Der Vorsitzende des ZMD Ayub Axel Köhler, Kuratoriumsmitglied der „Christlich-islamischen Gesellschaft“ und dadurch bekannt geworden, dass es ihm im Frühjahr 2007 gelang, den in Ägypten als Muslimbruder gehandelten und mit einer Frau Erbakan verheirateten Ibrahim el-Zayat in die Deutsche Islamkonferenz einzuschmuggeln. Das seltsam ungleiche Doppel Köhler und Vogel sendet die gleiche Botschaft an alle muslimischen Frauen, einen Appell, den wir ja vielleicht so verstehen dürfen:

„Für nicht linientreue Töchter islamisch sozialisierter Eltern und Straßenzüge machen Allahs Missionare keinen Finger krumm, islamkritische Ägypterinnen oder auch ’nur‘ bekennende Kopftuch-Gegnerinnen (Ägypterinnen oder Türkinnen oder türkeistämmige Deutsche) sind uns Salafisten oder uns vom Koordinierungsrat der Muslime recht egal und von ermordeten Koptinnen oder christlichen Irakerinnen möchten wir in Deutschland nicht gesprochen wissen, das wäre Hetze gegen den Islam. Vielmehr müssen wir das geradezu rassistische Lehrerinnenkopftuchverbot kippen, das einem Berufsverbot gleichkommt und das ein Verstoß gegen die grundgesetzlich garantierte Religionsfreiheit ist.“

Ein Mordfall findet Verwendung. Die Deutschen sollen sich schuldig fühlen, das Denken einstellen und die Verschleierung nebst Zweitfrau und arrangierter Ehe dulden. Kopftuchpflichtige Töchter sind fortan eine eigene Sorte Schüler: Die »Spezies: Muslimisches Mädchen«, diese Schülerinnen dürfen gesonderte Rechte in Anspruch nehmen wie verweigerten Biologie- und Aufklärungs-, Sport und Schwimmunterricht. In Politik und Pädagogik, bei den deutschen Linken, Atheisten, Säkularen, Calvinisten und Freikirchlern scheint der unlogische Appell der Schariafreunde gleichermaßen zu wirken: „Islamkritik ist Fremdenhass und Frauenmord! Ihr Fremdenfeinde, ihr Frauenmörder! Wendet euch mit uns gegen jedes Kopftuchverbot!“

Die Konvertiten Köhler und Vogel reden von einer »Märtyrerin Marwa«. Die rührigen Organisatoren der aktuellen Trauerkundgebungen für die am ersten Juli 2009 im Dresdner Gerichtssaal mit achtzehn Messerstichen ermordete Marwa aš-Šarbīnī haben Anspruch, Forderung und Absicht.

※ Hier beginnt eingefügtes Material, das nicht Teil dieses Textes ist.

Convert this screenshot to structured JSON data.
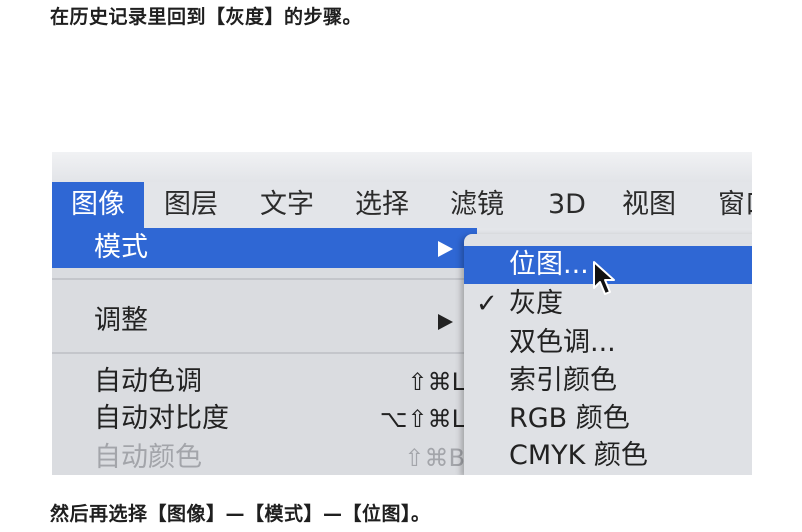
{
  "article": {
    "intro": "在历史记录里回到【灰度】的步骤。",
    "outro": "然后再选择【图像】—【模式】—【位图】。"
  },
  "menubar": {
    "items": [
      {
        "label": "图像",
        "active": true
      },
      {
        "label": "图层"
      },
      {
        "label": "文字"
      },
      {
        "label": "选择"
      },
      {
        "label": "滤镜"
      },
      {
        "label": "3D"
      },
      {
        "label": "视图"
      },
      {
        "label": "窗口"
      }
    ]
  },
  "image_menu": {
    "items": [
      {
        "label": "模式",
        "submenu": true,
        "highlighted": true
      },
      {
        "label": "调整",
        "submenu": true
      },
      {
        "label": "自动色调",
        "shortcut": "⇧⌘L"
      },
      {
        "label": "自动对比度",
        "shortcut": "⌥⇧⌘L"
      },
      {
        "label": "自动颜色",
        "shortcut": "⇧⌘B",
        "disabled": true
      }
    ]
  },
  "mode_submenu": {
    "items": [
      {
        "label": "位图...",
        "highlighted": true
      },
      {
        "label": "灰度",
        "checked": true,
        "check_mark": "✓"
      },
      {
        "label": "双色调..."
      },
      {
        "label": "索引颜色"
      },
      {
        "label": "RGB 颜色"
      },
      {
        "label": "CMYK 颜色"
      }
    ]
  },
  "colors": {
    "highlight": "#2f67d4",
    "menu_background": "#dadce0",
    "disabled_text": "#a3a5aa"
  }
}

Sie beanspruchen, im Sinne der von einem Deutschen getöteten Ägypterin Marwa tätig zu sein, sie fordern die unbegrenzte Duldung von Kopftuch und Burka und sie beabsichtigen die Implementierung der Scharia ins europäische und deutsche Recht. Das dürfen wir engagierte Lobbyarbeit nennen oder moralische Erpressung.

Ümmühan Karagözlü, Jacques Auvergne

(1) “Kopftuchmörder”

http://islam.de/12888.php

(2) Crime du foulard. In: Jeune Afrique

http://www.jeuneafrique.com/Article/DEPAFP20090709T151053Z/-Russie-justice-Religion-Angela-Merkel-L-Allemagne-en-introspection-apres-le-meurtre-xenophobe-d-une-Egyptienne.html

(3) frz. Wiki Ehrenmord

http://fr.wikipedia.org/wiki/Crime_d%27honneur

(4) Wiki Ehrenmord

http://de.wikipedia.org/wiki/Ehrenmord

(5) Burka, Ganzkörperverschleierung

http://cache.jalopnik.com/assets/resources/2008/03/Burka.jpg

(6) Befehl der Qaida an Frankreich: Duldet die Burka!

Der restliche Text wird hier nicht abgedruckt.